Tuesday, April 01, 2008

John 1

I have recently started taking a Discipleship 1 class with my church, and my "homework" is to study a chapter of John a day. I'm already behind by 3 chapters, but John's such a good book that I don't think I'll have any problems looking at it more than once a day. Also as I'm writing this from a computer at school, I don't have access to any trusty commentaries (some of those commentaries in the York library are.... well hopefully you get the idea.) So for now, it's pretentiously all me. I apologize in advance.

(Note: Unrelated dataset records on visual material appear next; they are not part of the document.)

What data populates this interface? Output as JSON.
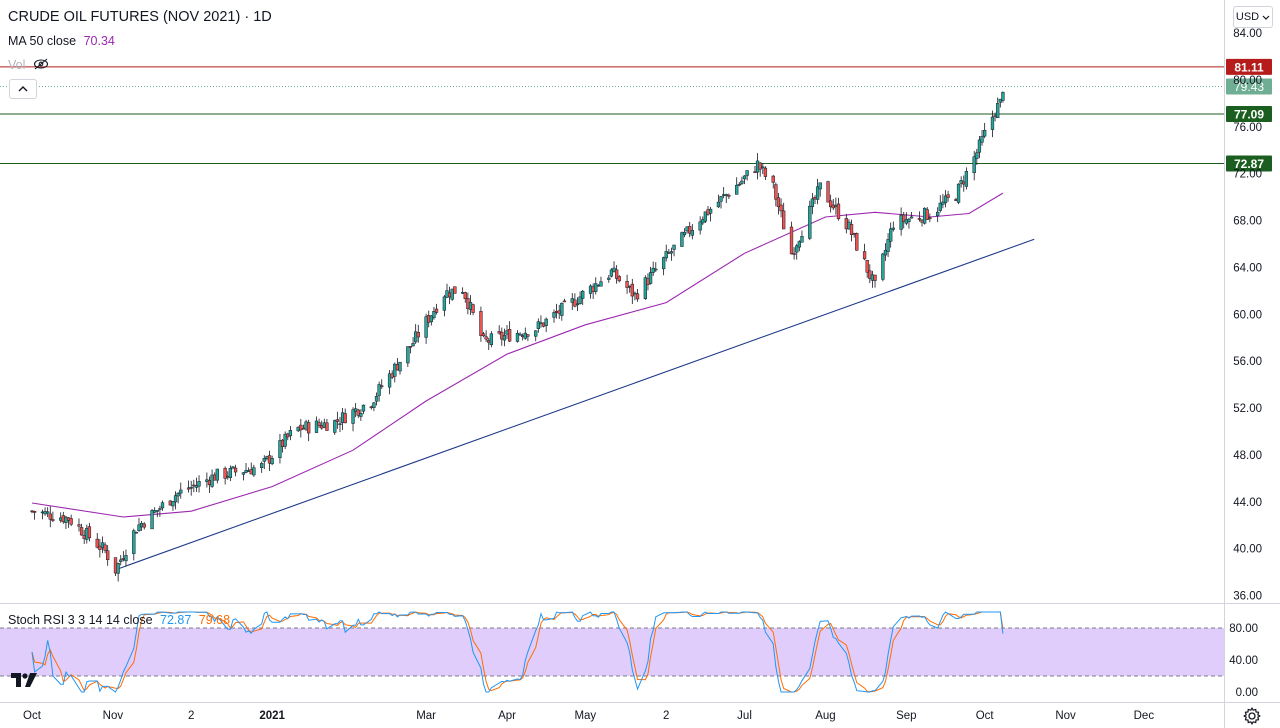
{
  "header": {
    "title": "CRUDE OIL FUTURES (NOV 2021) · 1D",
    "ma_label": "MA 50 close",
    "ma_value": "70.34",
    "vol_label": "Vol"
  },
  "currency": "USD",
  "stoch": {
    "label": "Stoch RSI 3 3 14 14 close",
    "k": "72.87",
    "d": "79.68"
  },
  "price_axis": {
    "ticks": [
      "84.00",
      "80.00",
      "76.00",
      "72.00",
      "68.00",
      "64.00",
      "60.00",
      "56.00",
      "52.00",
      "48.00",
      "44.00",
      "40.00",
      "36.00"
    ],
    "tick_values": [
      84,
      80,
      76,
      72,
      68,
      64,
      60,
      56,
      52,
      48,
      44,
      40,
      36
    ]
  },
  "stoch_axis": {
    "ticks": [
      "80.00",
      "40.00",
      "0.00"
    ],
    "tick_values": [
      80,
      40,
      0
    ]
  },
  "time_axis": {
    "labels": [
      "Oct",
      "Nov",
      "2",
      "2021",
      "Mar",
      "Apr",
      "May",
      "2",
      "Jul",
      "Aug",
      "Sep",
      "Oct",
      "Nov",
      "Dec"
    ],
    "dates": [
      "2020-10-01",
      "2020-11-01",
      "2020-12-01",
      "2021-01-01",
      "2021-03-01",
      "2021-04-01",
      "2021-05-01",
      "2021-06-01",
      "2021-07-01",
      "2021-08-01",
      "2021-09-01",
      "2021-10-01",
      "2021-11-01",
      "2021-12-01"
    ],
    "bold": [
      false,
      false,
      false,
      true,
      false,
      false,
      false,
      false,
      false,
      false,
      false,
      false,
      false,
      false
    ]
  },
  "colors": {
    "up": "#26a69a",
    "down": "#ef5350",
    "ma": "#9c27b0",
    "trend": "#1e3a8a",
    "red_level": "#b71c1c",
    "green_level": "#1b5e20",
    "last_price": "#6fae94",
    "stoch_k": "#2196f3",
    "stoch_d": "#ff6d00",
    "stoch_band": "#e1cdfc"
  },
  "chart_data": {
    "type": "candlestick",
    "title": "CRUDE OIL FUTURES (NOV 2021) · 1D",
    "ylim": [
      36,
      86
    ],
    "price_anchors": [
      [
        "2020-10-01",
        43.2
      ],
      [
        "2020-10-15",
        42.6
      ],
      [
        "2020-10-29",
        39.8
      ],
      [
        "2020-11-02",
        38.2
      ],
      [
        "2020-11-10",
        41.8
      ],
      [
        "2020-11-25",
        44.6
      ],
      [
        "2020-12-10",
        46.2
      ],
      [
        "2020-12-28",
        47.0
      ],
      [
        "2021-01-10",
        50.2
      ],
      [
        "2021-01-25",
        50.8
      ],
      [
        "2021-02-08",
        52.6
      ],
      [
        "2021-02-24",
        57.6
      ],
      [
        "2021-03-08",
        61.8
      ],
      [
        "2021-03-15",
        62.2
      ],
      [
        "2021-03-23",
        57.6
      ],
      [
        "2021-04-01",
        58.2
      ],
      [
        "2021-04-12",
        58.8
      ],
      [
        "2021-04-26",
        61.0
      ],
      [
        "2021-05-11",
        63.6
      ],
      [
        "2021-05-20",
        61.6
      ],
      [
        "2021-05-31",
        64.6
      ],
      [
        "2021-06-14",
        68.2
      ],
      [
        "2021-06-30",
        71.4
      ],
      [
        "2021-07-06",
        72.8
      ],
      [
        "2021-07-12",
        70.8
      ],
      [
        "2021-07-19",
        65.2
      ],
      [
        "2021-07-30",
        70.8
      ],
      [
        "2021-08-10",
        67.4
      ],
      [
        "2021-08-20",
        62.3
      ],
      [
        "2021-08-27",
        67.8
      ],
      [
        "2021-09-10",
        68.6
      ],
      [
        "2021-09-20",
        70.2
      ],
      [
        "2021-09-28",
        73.8
      ],
      [
        "2021-10-05",
        77.4
      ],
      [
        "2021-10-07",
        78.0
      ],
      [
        "2021-10-08",
        79.4
      ]
    ],
    "ma50": [
      [
        "2020-10-01",
        43.9
      ],
      [
        "2020-11-05",
        42.7
      ],
      [
        "2020-12-01",
        43.2
      ],
      [
        "2021-01-01",
        45.3
      ],
      [
        "2021-02-01",
        48.4
      ],
      [
        "2021-03-01",
        52.6
      ],
      [
        "2021-04-01",
        56.6
      ],
      [
        "2021-05-01",
        59.1
      ],
      [
        "2021-06-01",
        61.0
      ],
      [
        "2021-07-01",
        65.2
      ],
      [
        "2021-08-01",
        68.3
      ],
      [
        "2021-08-20",
        68.7
      ],
      [
        "2021-09-10",
        68.3
      ],
      [
        "2021-09-25",
        68.6
      ],
      [
        "2021-10-08",
        70.34
      ]
    ],
    "trendline": [
      [
        "2020-11-02",
        38.2
      ],
      [
        "2021-10-20",
        66.4
      ]
    ],
    "levels": [
      {
        "value": 81.11,
        "label": "81.11",
        "kind": "resistance"
      },
      {
        "value": 77.09,
        "label": "77.09",
        "kind": "support"
      },
      {
        "value": 72.87,
        "label": "72.87",
        "kind": "support"
      }
    ],
    "last_price": {
      "value": 79.43,
      "label": "79.43"
    },
    "stoch_rsi": {
      "k_last": 72.87,
      "d_last": 79.68,
      "upper_band": 80,
      "lower_band": 20
    }
  }
}
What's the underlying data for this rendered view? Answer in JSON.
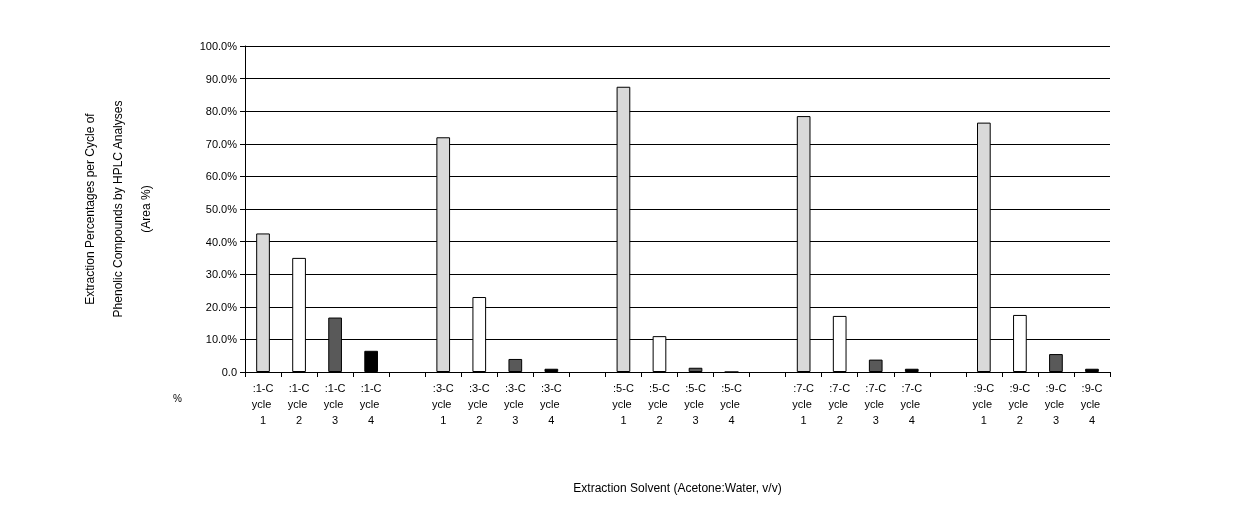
{
  "chart_data": {
    "type": "bar",
    "xlabel": "Extraction Solvent (Acetone:Water, v/v)",
    "ylabel": "Extraction Percentages per Cycle of\nPhenolic Compounds by HPLC Analyses\n(Area %)",
    "categories": [
      ":1-Cycle 1",
      ":1-Cycle 2",
      ":1-Cycle 3",
      ":1-Cycle 4",
      null,
      ":3-Cycle 1",
      ":3-Cycle 2",
      ":3-Cycle 3",
      ":3-Cycle 4",
      null,
      ":5-Cycle 1",
      ":5-Cycle 2",
      ":5-Cycle 3",
      ":5-Cycle 4",
      null,
      ":7-Cycle 1",
      ":7-Cycle 2",
      ":7-Cycle 3",
      ":7-Cycle 4",
      null,
      ":9-Cycle 1",
      ":9-Cycle 2",
      ":9-Cycle 3",
      ":9-Cycle 4"
    ],
    "values": [
      42.5,
      35,
      16.7,
      6.5,
      null,
      72,
      23,
      4,
      1,
      null,
      87.5,
      11,
      1.3,
      0,
      null,
      78.5,
      17.2,
      3.8,
      1,
      null,
      76.5,
      17.5,
      5.5,
      1
    ],
    "colors": [
      "#d9d9d9",
      "#ffffff",
      "#595959",
      "#000000",
      null,
      "#d9d9d9",
      "#ffffff",
      "#595959",
      "#000000",
      null,
      "#d9d9d9",
      "#ffffff",
      "#595959",
      "#000000",
      null,
      "#d9d9d9",
      "#ffffff",
      "#595959",
      "#000000",
      null,
      "#d9d9d9",
      "#ffffff",
      "#595959",
      "#000000"
    ],
    "ylim": [
      0,
      100
    ],
    "yticks": [
      {
        "value": 0,
        "label": "0.0"
      },
      {
        "value": 10,
        "label": "10.0%"
      },
      {
        "value": 20,
        "label": "20.0%"
      },
      {
        "value": 30,
        "label": "30.0%"
      },
      {
        "value": 40,
        "label": "40.0%"
      },
      {
        "value": 50,
        "label": "50.0%"
      },
      {
        "value": 60,
        "label": "60.0%"
      },
      {
        "value": 70,
        "label": "70.0%"
      },
      {
        "value": 80,
        "label": "80.0%"
      },
      {
        "value": 90,
        "label": "90.0%"
      },
      {
        "value": 100,
        "label": "100.0%"
      }
    ],
    "grid": "y",
    "annotations": [
      "%"
    ]
  }
}
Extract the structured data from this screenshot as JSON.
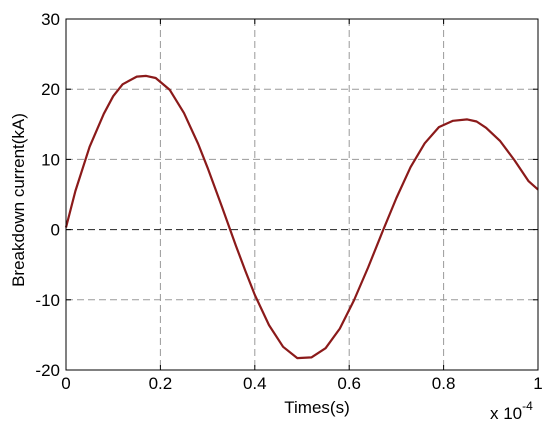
{
  "chart_data": {
    "type": "line",
    "xlabel": "Times(s)",
    "ylabel": "Breakdown current(kA)",
    "x_multiplier_label": "x 10",
    "x_multiplier_exponent": "-4",
    "xlim": [
      0,
      1
    ],
    "ylim": [
      -20,
      30
    ],
    "x_ticks": [
      0,
      0.2,
      0.4,
      0.6,
      0.8,
      1
    ],
    "x_tick_labels": [
      "0",
      "0.2",
      "0.4",
      "0.6",
      "0.8",
      "1"
    ],
    "y_ticks": [
      -20,
      -10,
      0,
      10,
      20,
      30
    ],
    "y_tick_labels": [
      "-20",
      "-10",
      "0",
      "10",
      "20",
      "30"
    ],
    "grid": true,
    "series": [
      {
        "color": "#8b1a1a",
        "x": [
          0,
          0.02,
          0.05,
          0.08,
          0.1,
          0.12,
          0.15,
          0.17,
          0.19,
          0.22,
          0.25,
          0.28,
          0.3,
          0.33,
          0.36,
          0.38,
          0.4,
          0.43,
          0.46,
          0.49,
          0.52,
          0.55,
          0.58,
          0.61,
          0.64,
          0.67,
          0.7,
          0.73,
          0.76,
          0.79,
          0.82,
          0.85,
          0.87,
          0.89,
          0.92,
          0.95,
          0.98,
          1.0
        ],
        "y": [
          0.3,
          5.5,
          11.8,
          16.5,
          19.0,
          20.7,
          21.8,
          21.9,
          21.6,
          19.9,
          16.6,
          12.2,
          8.8,
          3.3,
          -2.3,
          -5.9,
          -9.3,
          -13.6,
          -16.7,
          -18.3,
          -18.2,
          -16.9,
          -14.1,
          -10.1,
          -5.4,
          -0.4,
          4.5,
          8.9,
          12.3,
          14.6,
          15.5,
          15.7,
          15.4,
          14.5,
          12.6,
          9.9,
          6.9,
          5.7
        ]
      }
    ]
  }
}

John 1 (NIV) John 1 (ESV) John 1 (KJV)

John 1:1-18 (NIV)
John 1:1-18 (ESV) John 1:1-18 (KJV)
John 1:1-18 is deep and has so many tidbits, I could spend hours just teasing out some of the main themes, ideas and applications in here. Unfortunately, I don't have hours. What really did jump out to me in the section in particular was verse 10 - 11 - the idea that even though we are God's creation, we didn't even recognize him as our creator. Even though our very identity and being rests in and on him, we deny that and reject our very identity. It leads me to wonder whether this is why whenever my walk with the LORD begins to stagnate that I get so confused about where my life is going and what I'm supposed to do.
Verse 18 is intellectually curious. "No one has ever seen God, but God the One and Only, who is at the Father's side, has made him known." (NIV) Clearly God the One and Only is a reference to Christ here if he is at the Father's side, but who has he made known? Himself? ESV puts it a little differently and it may shed some light on the issue as it says "No one has ever seen God; the only God, who is at the Father’s side, he has made him known." So it's Christ who has made God the Father known. This jives with other references where Jesus says such things as "No one came come through the father but through me." (John 14:6) or when he tells Philip that anyone who has seen Christ has seen the Father (John 14:8-10) [Funny how both those references are self contained within John itself.]

John 1:19-28 (NIV)
John 1:19-28 (ESV) John 1:19-28 (KJV)
What really stands out to me here is the way that John NEVER EVER took the glory or credit for himself but always pointed to the Christ, he who's "sandals I am not worthy to untie." John was a popular man, people were flocking to him in droves - and I'm sure that he was tempted to start trying to take credit for himself. After all, he was a man like ourselves. But the Biblical account tells us that he never did, in fact he rejoiced when Christ finally began his ministry and the people started leaving him to follow and listen to Jesus. The true heart of the humble servant of the LORD exemplified.
Another thing that I thought of here was one way to identify false prophets. Some cultist leaders and false prophets in the contemporary world often point to themselves as some sort of key feature of salvation. A true prophet should point completely and totally to Christ, would one not agree?

John 1:43-50 (NIV) John 1:43:50 (ESV) John 1:43-50 (KJV)
Couple things of note prior to these verses. John again... that guy is amazing. He basically just tells people to leave him and follow Christ. What a guy.
Jesus's style of telling people to follow him - a simple follow me. Or a come and you will see. Are our lives so aligned that we can do the same? Can we say, hey come and see, and non-believers will be able to see? Another thing to consider in how we should live our lives.
And Nathanael. Man that guy reminds me of me. So skeptical. Looking for clear evidence. And yet Christ doesn't rebuke him all that hard (or so it seems on the surface anyhow) but blesses him with the fact that he will see even greater things.

Apologies for the rushed look of the last section. It is past 11:30 and I have a class to attend. I'll be back later with more on chapter 2.